By Saad Ansari saad@slac.stanford.edu
Tsunami is a file transfer protocol that uses UDP as a transport mechanism to transfer files. Its architecture is analogous to conventional FTP in that it uses a control session to authenticate and negotiate the connection, and a data session to transfer the target file. The Tsunami architecture follows a typical client server model. The client attempts file transfer by asking the server for a specific file on the TCP control port. The server forks a thread to handle this request and goes back waiting for the next connection. The forked thread checks for the file and attempts file transfer to the client on a known UDP port.

Figure 1 Tsunami Protocol Flow
Tsunami uses UDP as its transport mechanism to facilitate file transfer. It transfers files block by block where block sizes are variable. Since UDP does not guarantee reliable delivery, Tsunami has its own reordering and retransmission mechanism. Therefore if any dropped, delayed or out of order blocks are detected by the client, it sends a retransmission request for that particular block to the server on the TCP control connection. The server does not keep any state for the file transfer. Any retransmissions will require the client to send the server a retransmission request.

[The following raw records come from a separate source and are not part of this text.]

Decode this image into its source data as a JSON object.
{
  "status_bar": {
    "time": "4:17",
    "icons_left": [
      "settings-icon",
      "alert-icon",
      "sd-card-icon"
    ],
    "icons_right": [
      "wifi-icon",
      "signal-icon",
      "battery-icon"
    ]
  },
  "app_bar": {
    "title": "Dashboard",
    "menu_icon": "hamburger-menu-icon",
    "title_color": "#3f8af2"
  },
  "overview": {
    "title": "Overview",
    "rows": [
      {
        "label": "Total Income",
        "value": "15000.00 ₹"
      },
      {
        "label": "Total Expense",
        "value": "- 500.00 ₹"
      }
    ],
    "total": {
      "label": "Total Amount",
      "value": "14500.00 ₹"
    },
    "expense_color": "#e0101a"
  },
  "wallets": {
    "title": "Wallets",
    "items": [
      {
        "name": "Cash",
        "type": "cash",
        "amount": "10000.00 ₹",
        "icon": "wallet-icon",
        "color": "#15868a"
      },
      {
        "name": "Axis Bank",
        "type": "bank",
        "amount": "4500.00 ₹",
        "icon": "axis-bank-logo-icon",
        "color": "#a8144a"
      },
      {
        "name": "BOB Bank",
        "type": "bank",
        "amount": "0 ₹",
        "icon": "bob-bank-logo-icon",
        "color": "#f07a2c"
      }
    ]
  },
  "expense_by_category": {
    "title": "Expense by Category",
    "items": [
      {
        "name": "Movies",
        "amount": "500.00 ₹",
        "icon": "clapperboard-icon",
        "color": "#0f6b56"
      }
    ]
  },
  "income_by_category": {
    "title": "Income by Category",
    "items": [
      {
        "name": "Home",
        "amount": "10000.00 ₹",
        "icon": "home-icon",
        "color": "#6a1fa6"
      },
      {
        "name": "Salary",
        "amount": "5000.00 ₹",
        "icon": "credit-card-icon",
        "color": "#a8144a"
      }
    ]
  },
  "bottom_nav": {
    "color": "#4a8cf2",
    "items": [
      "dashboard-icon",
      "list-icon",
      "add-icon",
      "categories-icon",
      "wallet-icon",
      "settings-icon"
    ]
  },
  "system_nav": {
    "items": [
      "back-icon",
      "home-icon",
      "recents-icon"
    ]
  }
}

Blocks can arrive out of order and may require re-sequencing and reordering at the client’s end. It is therefore the client’s responsibility to maintain states for the blocks that it receives.

Figure 2 Tsunami client-side processing
The client maintains a “ring” buffer, which functions as a circular queue where it queues incoming packets for reassembly and re-sequencing. There is more than one thread accessing this queue, therefore it enforces a mutual exclusion locking mechanism to ensure dead-lock and race condition avoidance. As a result, the client incurs a software locking overhead for each block that is read from or written to the ring. Each incoming block is written into this ring buffer, which is maintained in memory. The client also invokes a disk thread, which from time to time, reads from the ring buffer and writes the file out to disk. Whenever a packet/block is received by the client, it attempts to see if this block was what it was expecting (i.e. it arrived in sequence). If this is not the case the client will queue up a request for a retransmission for the missing block(s). After 50 iterations, the client checks for any requests queued up in the retransmission queue and sends them to the server. At every iteration, the server simply checks if it has any retransmission requests coming in, if so it will first service them. Otherwise, the server will send the next block.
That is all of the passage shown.